Thursday, March 17, 2011

Letting Go

Bag number 8 has scarves in it.  Beautiful scarves.  Out of style and not worn in a long, long time. 

These were troublesome for me.  I don't really want them.  I don't even like all of them.  But many of them were gifts and I have a very hard time parting with something that has been given to me as a gift.

One was a gift when I had thyroid surgery.  A co-worker very thoughtfully knew that I would be very self-conscious of the large scar that traversed my neck.  She brought a brightly colored scarf to the hospital for me to wear and we draped and tied that scarf to cover what felt like a gaping wound.  A very sensitive gift.

Another was given to me by a friend who has since died.  I only wore it a few times, and I never felt it suited me.  I always thought it was a bit frumpy.  I appreciated the thought, but not the gift.

Then there was the red, white and blue scarf that my grandmother gave me.  It is a square scarf and not very large.  I never quite figured out how to wear it well, so I never wore it.  To be quite frank, I didn't really like it.  But my Neenie gave it to me, and I held onto it.  Because it came from her.

The last gift scarf was a lovely off-white silk scarf that my ex-husband gave me shortly before our marraige crumbled.  It was a surprise and I have figured out since that he probably gave it to me out of guilt.  It is a beautiful piece, but I have never worn it, either.  Honestly, I can't begin to imagine why I sitll have it.

All of these, and plenty that I've simply accumulated over the years, are in a bag to go to the Rummage Sale.  But I still feel a little guilty at the thought of parting with them.  Because they were gifts.  It seems somehow ungrateful to give away these pieces of fabric that someone picked out with me in mind and gave to me...for whatever reason. 

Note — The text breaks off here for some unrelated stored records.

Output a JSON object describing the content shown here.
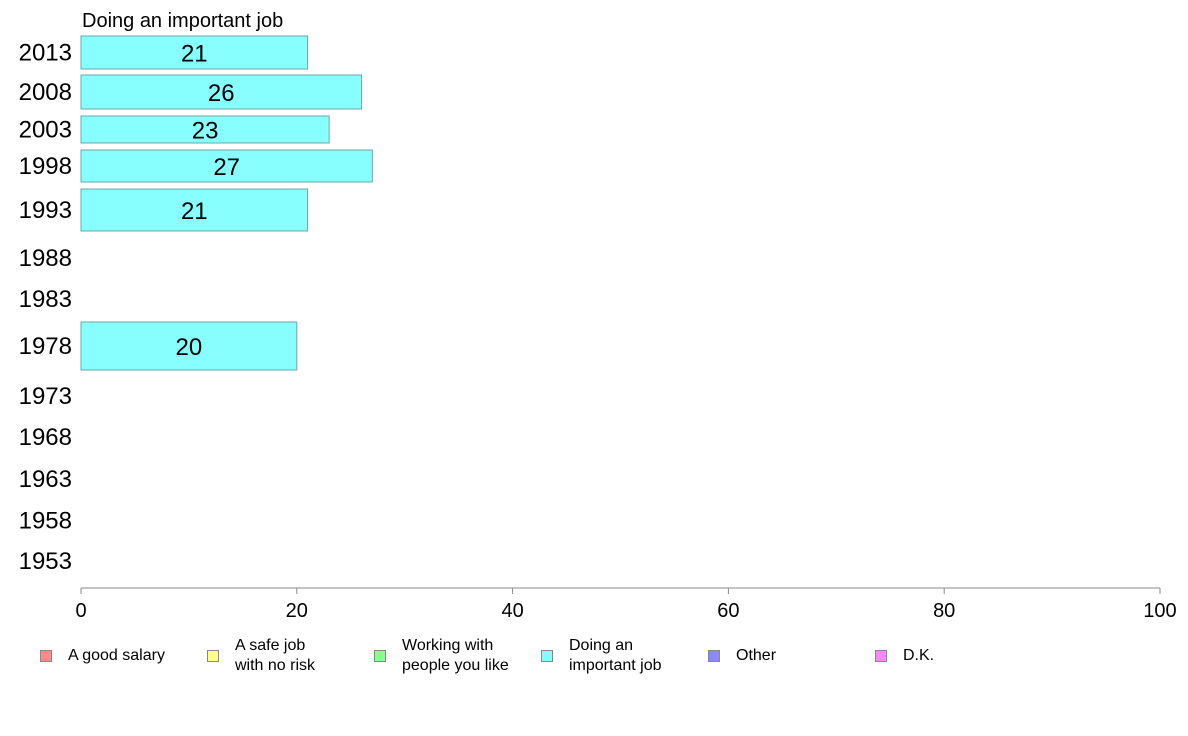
{
  "chart_data": {
    "type": "bar",
    "orientation": "horizontal",
    "title": "Doing an important job",
    "categories": [
      "2013",
      "2008",
      "2003",
      "1998",
      "1993",
      "1988",
      "1983",
      "1978",
      "1973",
      "1968",
      "1963",
      "1958",
      "1953"
    ],
    "series": [
      {
        "name": "Doing an important job",
        "values": [
          21,
          26,
          23,
          27,
          21,
          null,
          null,
          20,
          null,
          null,
          null,
          null,
          null
        ],
        "labels": [
          "21",
          "26",
          "23",
          "27",
          "21",
          null,
          null,
          "20",
          null,
          null,
          null,
          null,
          null
        ],
        "color": "#88ffff"
      }
    ],
    "xlim": [
      0,
      100
    ],
    "xticks": [
      "0",
      "20",
      "40",
      "60",
      "80",
      "100"
    ],
    "grid": false,
    "legend_position": "bottom"
  },
  "legend": [
    {
      "label": "A good salary",
      "color": "#ff8888"
    },
    {
      "label": "A safe job\nwith no risk",
      "color": "#ffff88"
    },
    {
      "label": "Working with\npeople you like",
      "color": "#88ff88"
    },
    {
      "label": "Doing an\nimportant job",
      "color": "#88ffff"
    },
    {
      "label": "Other",
      "color": "#8888ff"
    },
    {
      "label": "D.K.",
      "color": "#ff88ff"
    }
  ]
}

Goofier than that, there is a small part of me that thinks if I toss aside these gifts, maybe I will never again receive such a gift.  Totally irrational, I know.  More of a feeling than a thought and feelings don't have to make sense, do they?

Keeping those gifts serves no useful purpose, so I'm going to work through the goofy feelings and let them go. 

As I place them into the bag, I am going to be very grateful for the intent of the givers.  For my co-worker who was sensitive to my circumstance and possible embarassment.  For my friend who wanted to celebrate my birthday by giving me a scarf.  For my precious Neenie, who was so generous and giving. And who gave me many things that I do use and cherish.  Even for my ex-husband's scarf.  What motivated him to purchase and give it to me, I can only surmise.  No matter what the reason, the day I received it, I was thrilled.  He was able to pick out something that I find truly attractive and I am going to consider that he simply wanted to give me a gift and let it go.  Really let it go.  It no longer matters.

Letting go.  Not always easy.  Usually worthwhile.  Heart work at its best.  I'm working on mine.  How about you?  What do you hold with a clenched fist, for reasons that aren't always clear?